One hundred years ago, most of our society’s fuels, construction materials, textiles, inks, and paints were derived from plant matter. By the 1980s, petroleum had flooded the market, and today over 95 percent of our industrial products and fuels are petroleum-based. Petroleum-based products come from non-renewable resources that require highly polluting extraction processes. These products can be dangerous to workers and their disposal can be costly for manufacturers and harmful to the environment. One solution to this problem might be materials made from plant matter, e.g. sugar cane waste, potatoes, vegetable oils.

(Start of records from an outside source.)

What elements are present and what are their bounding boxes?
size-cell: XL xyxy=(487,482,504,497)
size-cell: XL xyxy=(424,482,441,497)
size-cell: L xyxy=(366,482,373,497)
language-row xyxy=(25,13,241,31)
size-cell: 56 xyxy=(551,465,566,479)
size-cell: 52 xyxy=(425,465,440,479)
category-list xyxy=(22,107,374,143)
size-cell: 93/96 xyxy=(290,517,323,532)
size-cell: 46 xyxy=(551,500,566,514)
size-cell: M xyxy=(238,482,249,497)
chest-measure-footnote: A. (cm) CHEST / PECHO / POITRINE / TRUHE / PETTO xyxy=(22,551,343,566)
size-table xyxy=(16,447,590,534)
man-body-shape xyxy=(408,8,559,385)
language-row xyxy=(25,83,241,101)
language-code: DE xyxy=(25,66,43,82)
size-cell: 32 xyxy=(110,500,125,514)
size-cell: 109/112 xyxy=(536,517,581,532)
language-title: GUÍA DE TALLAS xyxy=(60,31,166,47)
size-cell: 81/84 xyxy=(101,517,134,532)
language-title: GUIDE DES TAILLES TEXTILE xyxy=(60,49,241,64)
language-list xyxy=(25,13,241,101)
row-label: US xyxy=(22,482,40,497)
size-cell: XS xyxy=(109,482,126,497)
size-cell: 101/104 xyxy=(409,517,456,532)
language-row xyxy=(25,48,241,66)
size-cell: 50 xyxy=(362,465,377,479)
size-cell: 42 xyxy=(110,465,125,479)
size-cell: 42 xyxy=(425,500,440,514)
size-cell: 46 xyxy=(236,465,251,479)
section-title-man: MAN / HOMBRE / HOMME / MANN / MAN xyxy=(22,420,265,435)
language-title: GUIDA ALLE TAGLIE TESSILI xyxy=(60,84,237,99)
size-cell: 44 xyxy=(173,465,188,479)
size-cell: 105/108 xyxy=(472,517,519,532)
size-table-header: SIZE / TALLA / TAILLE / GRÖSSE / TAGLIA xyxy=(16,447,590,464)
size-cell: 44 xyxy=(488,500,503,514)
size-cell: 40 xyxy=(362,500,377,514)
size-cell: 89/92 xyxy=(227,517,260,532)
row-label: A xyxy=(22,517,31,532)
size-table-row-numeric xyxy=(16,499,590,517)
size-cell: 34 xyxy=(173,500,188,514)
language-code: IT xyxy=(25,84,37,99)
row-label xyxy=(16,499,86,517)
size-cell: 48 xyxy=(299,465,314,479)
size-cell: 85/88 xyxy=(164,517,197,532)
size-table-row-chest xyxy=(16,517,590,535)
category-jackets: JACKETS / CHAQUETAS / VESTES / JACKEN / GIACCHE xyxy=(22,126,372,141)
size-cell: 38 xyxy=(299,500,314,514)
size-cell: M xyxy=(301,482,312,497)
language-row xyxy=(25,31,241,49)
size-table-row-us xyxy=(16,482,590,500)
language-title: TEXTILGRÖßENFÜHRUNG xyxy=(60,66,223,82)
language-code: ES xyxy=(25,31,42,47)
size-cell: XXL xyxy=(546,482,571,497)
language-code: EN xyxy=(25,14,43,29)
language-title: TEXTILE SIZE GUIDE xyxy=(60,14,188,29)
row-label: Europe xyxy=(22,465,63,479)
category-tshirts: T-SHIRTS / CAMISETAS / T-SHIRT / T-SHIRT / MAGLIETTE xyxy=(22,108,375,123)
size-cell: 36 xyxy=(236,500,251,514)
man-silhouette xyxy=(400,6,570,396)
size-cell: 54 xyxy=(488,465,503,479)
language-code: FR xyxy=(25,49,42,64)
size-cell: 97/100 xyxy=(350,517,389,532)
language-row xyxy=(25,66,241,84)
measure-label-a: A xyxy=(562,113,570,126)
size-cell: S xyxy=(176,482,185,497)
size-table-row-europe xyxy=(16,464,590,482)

In 1992, ILSR’s work on plant derived plastics and other materials led to our co-hosting the first International Workshop on Biodegradability. Some forty scientists from around the world discussed the elements of a common definition and testing protocol for biodegradable materials. The concept of a Carbohydrate Economy – one that uses plant-based chemicals to replace petro-chemicals – was born. This work continues today through our Sustainable Plastics Initiative. As part of our Sustainable Plastics Initiative, ILSR now hosts the Sustainable Biomaterials Collaborative, which is helping purchasers, policymakers, and NGOs navigate the maze of new and emerging biobased plastics and guiding the marketplace toward sustainable biomaterials.  This work focuses on networking, building collaborations, and catalyzing interest in sustainable biomaterials.

We are tracking bioplastic companies and their products; documenting venues utilizing and composting bioplastics; securing commitments from businesses and government agencies to adopt the Sustainable Biomaterials Collaborative’s sustainability criteria for purchasing bioplastics; and recommending policies to build a homegrown biobased economy that supports family farms and rural development.